Pandemia de confusão
Incompetência, displicência e desorganização repaginaram o ditado que disse: casa que falta pão e celebra a escuridão, todo mundo briga e ninguém tem razão

A pandemia do coronavírus produziu um impacto catastrófico na normalidade e regularidade da vida social, econômica, política e, principalmente, nas estruturas da saúde pública e sanitária dos países do planeta. Cada um à sua maneira foi e continua sendo provado à exaustão, e na tentativa de superar tamanho desafio, promoveram, construíram e produziram as soluções possíveis e imagináveis a seu alcance e a sua condição.
Fossem os países e sociedades grandes ou pequenas, pobres ou ricas, com infraestrutura de saúde pública e insumos humanos de qualidade ou não, o desafio que se antepôs foi aquele de organizar, estruturar, gerir e controlar os recursos, quaisquer que fossem eles, e sobretudo manter a serenidade, a calmaria e jamais perder a capacidade de reflexão e decisão suportada pela ciência e pela razão. E, lógico, uma alta de capacidade de construir um plano de ação e um máximo rigor e assertividade na sua execução e operacionalidade. Essas seriam as medidas mínimas para lutar um bom combate, e a falta delas já antecipava um brutal fracasso e uma acachapante derrota.
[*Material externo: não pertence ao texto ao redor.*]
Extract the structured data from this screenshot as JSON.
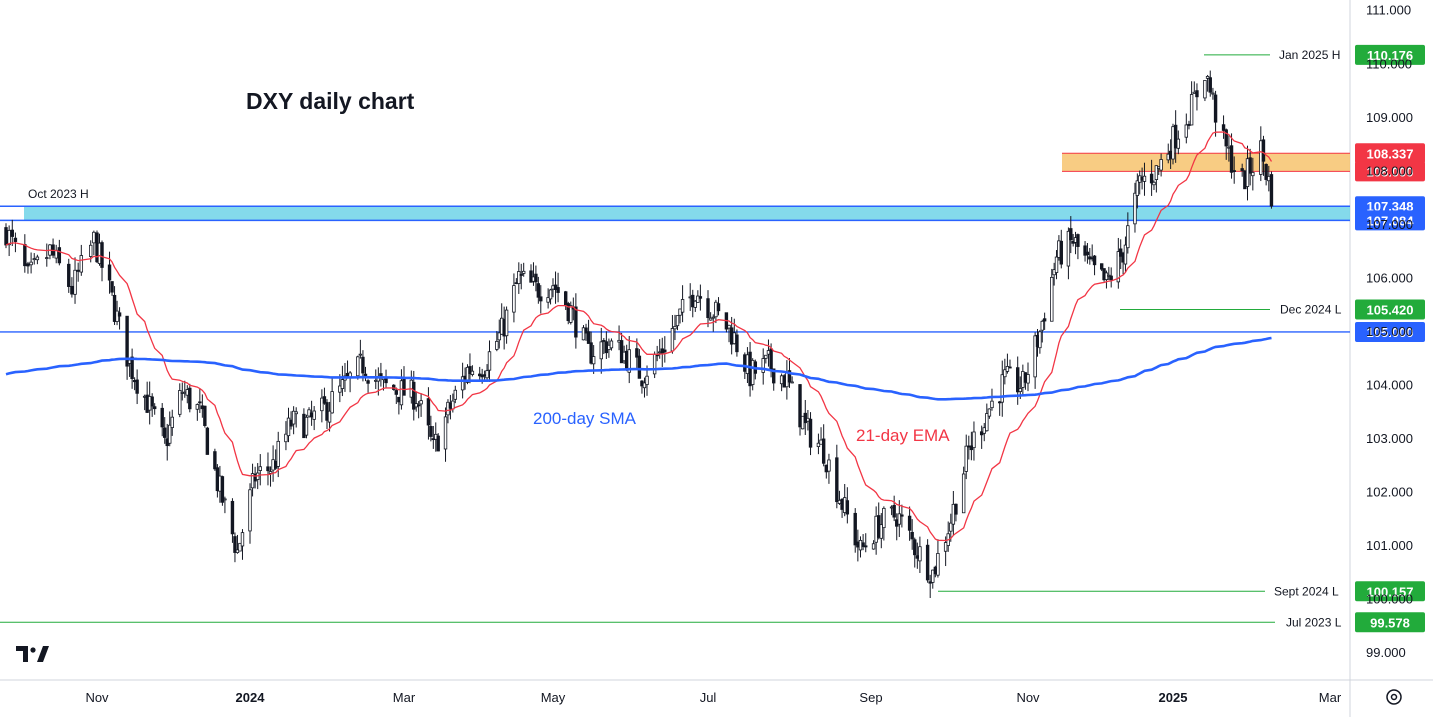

Contra um inimigo desconhecido, surpreendente e com alta capacidade de disseminação, o esforço exigido primeiramente foi de duas dimensões insuperáveis: capacidade de organização de insumos e esforços para combatê-lo e escolha das estratégias viáveis e possíveis de cumprir esses objetivos. Da mesma maneira, fez-se necessário construir uma mensagem de esperança, otimismo, solidariedade e de espírito de compromisso e colaboração. Um por todos, todos por um.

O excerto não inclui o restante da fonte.